In his 35 years watching oil markets — for Saudi Aramco, ExxonMobil, and now as an independent consultant — Yousuf Habib said he's never seen the "confluence of factors" that's adding to the uncertainty he sees over the horizon for the cartel of 12 major global oil exporters.
"Uncertainties are going to be tremendous going down the road three, five, seven years," Habib told a panel at the annual Global Business Forum in Banff, Alta., whose theme this year is "disruptive forces in the future economic era."
In Libya, for example, production rates have been erratic since a civil war began two and a half years ago. Before the conflict, it was producing around 1.6 million barrels per day, but six months later, output was zero. Within nine months of the ouster of dictator Moammar Gadhafi, output almost recovered to its pre-war rate before falling back significantly in the past few months.
"It's mind-boggling," he said. "What's the prognosis for this? I've been in this business a long time and I say I don't know."
In Iraq, some of the more conservative estimates peg potential production at five to six million barrels per day by 2020. But with sectarian strife rearing its head in the region, Habib said he's dubious.
"Production in my mind is an iffy situation all together," he said.

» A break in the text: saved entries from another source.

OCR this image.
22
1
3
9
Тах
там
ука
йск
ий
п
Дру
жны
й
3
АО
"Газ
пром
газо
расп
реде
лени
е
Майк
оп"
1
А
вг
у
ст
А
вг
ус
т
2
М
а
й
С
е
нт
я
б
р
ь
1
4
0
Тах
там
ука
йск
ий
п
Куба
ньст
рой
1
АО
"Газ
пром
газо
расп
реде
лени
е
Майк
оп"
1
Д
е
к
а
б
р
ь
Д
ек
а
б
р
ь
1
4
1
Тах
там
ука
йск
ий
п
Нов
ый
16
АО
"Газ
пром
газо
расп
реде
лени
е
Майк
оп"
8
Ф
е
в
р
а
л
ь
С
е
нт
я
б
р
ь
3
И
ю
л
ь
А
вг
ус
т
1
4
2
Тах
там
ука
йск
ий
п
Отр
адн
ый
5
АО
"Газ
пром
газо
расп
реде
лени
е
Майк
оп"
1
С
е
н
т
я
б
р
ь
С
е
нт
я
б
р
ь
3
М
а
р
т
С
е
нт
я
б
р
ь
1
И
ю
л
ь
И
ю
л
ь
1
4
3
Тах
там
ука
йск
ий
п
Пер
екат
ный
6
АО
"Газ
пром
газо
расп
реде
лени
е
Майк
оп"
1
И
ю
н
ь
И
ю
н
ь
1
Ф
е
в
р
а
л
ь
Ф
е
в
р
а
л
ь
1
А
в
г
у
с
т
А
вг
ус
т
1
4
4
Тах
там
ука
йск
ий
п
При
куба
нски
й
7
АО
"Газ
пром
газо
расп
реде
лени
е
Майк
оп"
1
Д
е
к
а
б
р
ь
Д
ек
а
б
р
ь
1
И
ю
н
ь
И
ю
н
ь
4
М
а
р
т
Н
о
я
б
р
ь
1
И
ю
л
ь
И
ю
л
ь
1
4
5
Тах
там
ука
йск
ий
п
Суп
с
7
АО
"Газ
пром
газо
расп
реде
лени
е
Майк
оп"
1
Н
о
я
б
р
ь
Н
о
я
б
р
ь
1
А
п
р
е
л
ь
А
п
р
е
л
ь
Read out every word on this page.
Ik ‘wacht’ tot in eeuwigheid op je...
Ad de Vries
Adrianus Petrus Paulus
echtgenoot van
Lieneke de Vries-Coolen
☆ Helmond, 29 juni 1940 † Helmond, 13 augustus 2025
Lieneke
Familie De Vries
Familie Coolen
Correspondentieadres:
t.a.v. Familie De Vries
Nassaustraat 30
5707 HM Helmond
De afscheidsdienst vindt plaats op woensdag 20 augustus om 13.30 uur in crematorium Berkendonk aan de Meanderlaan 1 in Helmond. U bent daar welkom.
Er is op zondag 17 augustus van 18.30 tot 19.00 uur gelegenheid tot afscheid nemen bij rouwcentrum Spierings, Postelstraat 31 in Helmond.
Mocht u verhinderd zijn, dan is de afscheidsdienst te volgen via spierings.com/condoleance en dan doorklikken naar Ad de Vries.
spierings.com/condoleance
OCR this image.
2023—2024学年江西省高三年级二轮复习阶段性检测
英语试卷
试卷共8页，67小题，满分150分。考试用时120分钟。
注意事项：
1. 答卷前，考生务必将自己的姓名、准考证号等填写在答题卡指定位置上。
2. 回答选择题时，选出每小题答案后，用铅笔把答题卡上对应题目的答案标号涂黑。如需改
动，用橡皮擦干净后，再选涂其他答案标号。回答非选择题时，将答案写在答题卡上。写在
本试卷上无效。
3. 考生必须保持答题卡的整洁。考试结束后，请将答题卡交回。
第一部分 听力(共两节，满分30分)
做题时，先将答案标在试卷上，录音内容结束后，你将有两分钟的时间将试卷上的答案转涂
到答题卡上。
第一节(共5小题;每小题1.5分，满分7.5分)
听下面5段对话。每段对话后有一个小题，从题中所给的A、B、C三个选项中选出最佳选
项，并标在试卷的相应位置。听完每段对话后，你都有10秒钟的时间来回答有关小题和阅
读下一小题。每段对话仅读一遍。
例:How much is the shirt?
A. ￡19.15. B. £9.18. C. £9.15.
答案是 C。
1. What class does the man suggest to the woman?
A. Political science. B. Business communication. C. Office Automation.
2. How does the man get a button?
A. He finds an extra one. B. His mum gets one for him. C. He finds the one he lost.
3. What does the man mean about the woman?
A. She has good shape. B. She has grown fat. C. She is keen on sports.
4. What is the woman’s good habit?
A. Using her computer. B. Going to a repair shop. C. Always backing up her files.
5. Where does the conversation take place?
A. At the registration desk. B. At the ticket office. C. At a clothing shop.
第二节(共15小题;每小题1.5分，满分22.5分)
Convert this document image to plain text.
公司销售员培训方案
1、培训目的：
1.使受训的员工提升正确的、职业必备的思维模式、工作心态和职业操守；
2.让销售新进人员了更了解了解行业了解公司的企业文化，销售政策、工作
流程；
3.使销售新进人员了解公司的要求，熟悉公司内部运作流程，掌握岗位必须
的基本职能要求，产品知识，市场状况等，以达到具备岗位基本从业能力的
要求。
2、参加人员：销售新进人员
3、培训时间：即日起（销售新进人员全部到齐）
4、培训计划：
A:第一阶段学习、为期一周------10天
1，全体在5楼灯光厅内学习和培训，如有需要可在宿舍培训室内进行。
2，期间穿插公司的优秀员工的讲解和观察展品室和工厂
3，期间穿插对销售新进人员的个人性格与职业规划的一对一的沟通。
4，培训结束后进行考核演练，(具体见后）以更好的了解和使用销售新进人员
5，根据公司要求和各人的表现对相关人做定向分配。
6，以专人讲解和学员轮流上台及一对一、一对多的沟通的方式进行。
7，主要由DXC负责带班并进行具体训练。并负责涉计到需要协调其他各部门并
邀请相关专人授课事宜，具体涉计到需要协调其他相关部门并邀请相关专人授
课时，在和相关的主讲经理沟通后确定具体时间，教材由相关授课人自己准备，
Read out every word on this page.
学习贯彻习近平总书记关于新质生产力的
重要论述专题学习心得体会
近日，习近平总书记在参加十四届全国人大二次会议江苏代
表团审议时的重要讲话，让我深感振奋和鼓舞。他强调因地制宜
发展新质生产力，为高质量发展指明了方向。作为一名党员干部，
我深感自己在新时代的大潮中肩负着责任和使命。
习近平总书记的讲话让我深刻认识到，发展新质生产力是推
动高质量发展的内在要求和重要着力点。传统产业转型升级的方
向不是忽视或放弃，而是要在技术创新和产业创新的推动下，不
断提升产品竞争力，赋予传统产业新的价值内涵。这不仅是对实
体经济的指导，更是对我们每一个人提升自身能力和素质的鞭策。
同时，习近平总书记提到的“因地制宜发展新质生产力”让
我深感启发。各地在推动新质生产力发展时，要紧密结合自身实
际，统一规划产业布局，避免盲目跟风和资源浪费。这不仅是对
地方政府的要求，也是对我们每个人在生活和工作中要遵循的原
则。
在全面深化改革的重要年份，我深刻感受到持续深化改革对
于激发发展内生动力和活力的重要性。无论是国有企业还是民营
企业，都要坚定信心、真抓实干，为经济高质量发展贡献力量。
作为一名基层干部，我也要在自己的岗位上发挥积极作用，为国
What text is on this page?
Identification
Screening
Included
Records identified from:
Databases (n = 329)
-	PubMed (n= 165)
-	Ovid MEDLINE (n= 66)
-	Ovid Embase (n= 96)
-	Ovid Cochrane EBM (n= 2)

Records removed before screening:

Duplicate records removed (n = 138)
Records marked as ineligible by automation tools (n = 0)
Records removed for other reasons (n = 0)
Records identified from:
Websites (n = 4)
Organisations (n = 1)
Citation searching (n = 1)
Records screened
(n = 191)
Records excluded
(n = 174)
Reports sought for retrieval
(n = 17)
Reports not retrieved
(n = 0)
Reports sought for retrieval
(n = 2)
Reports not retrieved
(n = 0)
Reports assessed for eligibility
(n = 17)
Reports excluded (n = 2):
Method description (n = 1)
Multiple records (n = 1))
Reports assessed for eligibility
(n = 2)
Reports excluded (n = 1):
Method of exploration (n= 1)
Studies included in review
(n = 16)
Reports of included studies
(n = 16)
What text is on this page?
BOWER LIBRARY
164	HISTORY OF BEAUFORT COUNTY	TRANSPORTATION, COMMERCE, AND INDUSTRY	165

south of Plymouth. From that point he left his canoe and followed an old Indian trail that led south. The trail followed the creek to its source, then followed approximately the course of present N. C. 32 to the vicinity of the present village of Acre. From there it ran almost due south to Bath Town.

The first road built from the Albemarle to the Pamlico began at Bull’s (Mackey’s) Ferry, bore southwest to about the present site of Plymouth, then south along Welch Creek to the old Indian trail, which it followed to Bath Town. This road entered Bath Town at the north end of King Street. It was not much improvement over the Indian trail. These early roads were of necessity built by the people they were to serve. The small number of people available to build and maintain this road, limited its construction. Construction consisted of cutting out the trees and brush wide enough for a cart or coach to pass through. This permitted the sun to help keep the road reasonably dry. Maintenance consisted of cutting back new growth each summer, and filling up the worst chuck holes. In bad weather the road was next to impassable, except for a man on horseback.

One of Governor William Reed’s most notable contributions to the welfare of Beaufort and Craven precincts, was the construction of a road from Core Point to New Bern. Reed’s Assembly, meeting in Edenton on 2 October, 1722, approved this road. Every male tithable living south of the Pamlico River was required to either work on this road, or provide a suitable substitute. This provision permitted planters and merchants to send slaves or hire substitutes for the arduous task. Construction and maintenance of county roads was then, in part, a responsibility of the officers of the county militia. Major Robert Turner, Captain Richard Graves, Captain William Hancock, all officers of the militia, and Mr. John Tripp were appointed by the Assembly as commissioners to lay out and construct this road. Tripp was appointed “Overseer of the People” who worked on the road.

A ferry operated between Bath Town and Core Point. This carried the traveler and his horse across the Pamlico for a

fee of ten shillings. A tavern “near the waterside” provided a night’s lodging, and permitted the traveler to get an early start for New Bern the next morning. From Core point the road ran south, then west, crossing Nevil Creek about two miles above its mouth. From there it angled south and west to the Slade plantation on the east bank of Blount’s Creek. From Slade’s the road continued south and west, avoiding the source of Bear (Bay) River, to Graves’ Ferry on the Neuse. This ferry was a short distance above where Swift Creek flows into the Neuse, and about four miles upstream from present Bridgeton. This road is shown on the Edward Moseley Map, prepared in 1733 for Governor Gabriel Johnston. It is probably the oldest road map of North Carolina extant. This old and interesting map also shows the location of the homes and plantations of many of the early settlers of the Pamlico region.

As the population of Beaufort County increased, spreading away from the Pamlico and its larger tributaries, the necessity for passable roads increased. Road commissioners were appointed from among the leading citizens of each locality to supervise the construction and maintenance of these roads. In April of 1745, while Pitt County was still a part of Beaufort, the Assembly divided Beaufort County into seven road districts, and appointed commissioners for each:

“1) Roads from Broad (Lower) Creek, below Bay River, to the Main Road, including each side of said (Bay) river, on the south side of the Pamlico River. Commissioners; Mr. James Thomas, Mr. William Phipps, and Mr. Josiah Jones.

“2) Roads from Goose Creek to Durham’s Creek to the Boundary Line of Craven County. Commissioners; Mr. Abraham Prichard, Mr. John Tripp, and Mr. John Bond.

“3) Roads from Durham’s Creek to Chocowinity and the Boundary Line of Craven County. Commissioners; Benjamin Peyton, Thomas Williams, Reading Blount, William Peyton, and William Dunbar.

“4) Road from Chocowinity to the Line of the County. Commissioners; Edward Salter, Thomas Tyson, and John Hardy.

In Iran, sanctions have a big impact on that country's ability to develop its oil. In Nigeria, oil theft is a major factor. And despite being a huge oil producer, Venezeula is a "mess" financially.
Traditionally stable oil-rich Gulf countries like Saudi Arabia, the United Arab Emirates, Qatar and Kuwait aren't immune either. Habib sees a spillover effect from strife in other Middle Eastern countries, such as Syria.
"I would submit to you that the fallout on these four countries no longer should be considered a probability of zero."
OPEC members last year needed on average oil prices of US$100 per barrel to balance their budgets. If new technologies or other factors drive that price significantly lower, that's bad news for them, Habib said.
"These guys are in a heck of a lot of trouble unless they learn how to reduce their spending because their current fiscal expansion policies are unsustainable."
Not only does the cloudy outlook for OPEC affect its members abilities to fund government programs, there could be ripple effects in the broader world economy, he added.
"If you have significant, simultaneous and sustained shortfalls in the oil supply — and there is a likelihood —... you could have a tremendous impact on the global economic growth and of course that sort of perfect storm this world could do without."
Rich Kruger, CEO of Imperial Oil Ltd. (TSX:IMO), said the impact of technology on the globe's oil and gas production outlook is another wildcard.
He recalls reading a U.S. Department of Energy report from 1980 predicting that the world would run out of oil in 25 to 30 years, and that the United States would be tapped dry in 15.
While the report's projections for oil demand turned out to be spot-on, Kruger said, its outlook for production couldn't have been more wrong, with many now talking about the possibility of the United States becoming energy self-sufficient thanks in part to booming oil production in North Dakota.
"First and foremost, they missed the significance of the role that technology plays," said Kruger.
Back in 1980, forecasters didn't factor in deepwater drilling, Arctic exploration or even the oilsands.
ARC Financial economist Peter Tertzakian told the panellists he believes the world has run out of easy-to-obtain, low-cost oil.
"It's taken a five-fold increase in the price of oil to catalyze technological innovation and get into a new resource set," he said.
Kruger said it's not just about the cost of getting the oil out of the ground; political instability, labour cost inflation and other challenges are major factors.
"I've been in the oil business for 32 years. I missed the whole period of easy oil. I don't think it's ever been easy," he said.
Walter Van de Vijver, president and CEO of Reliance Holdings USA, said the business has gotten tougher.
"We all know even in our younger careers that there were oilfields that we could work on that were much cheaper to develop than the oilfields that we work on today. That's the reality," he said.
"But it's also the reality that we know that as soon as the oil price goes below $100 a barrel, it's not the Shells and Exxons that start crying, but it's the Venezuelas of this world that start to claim that they go bankrupt. So the world has become more complicated."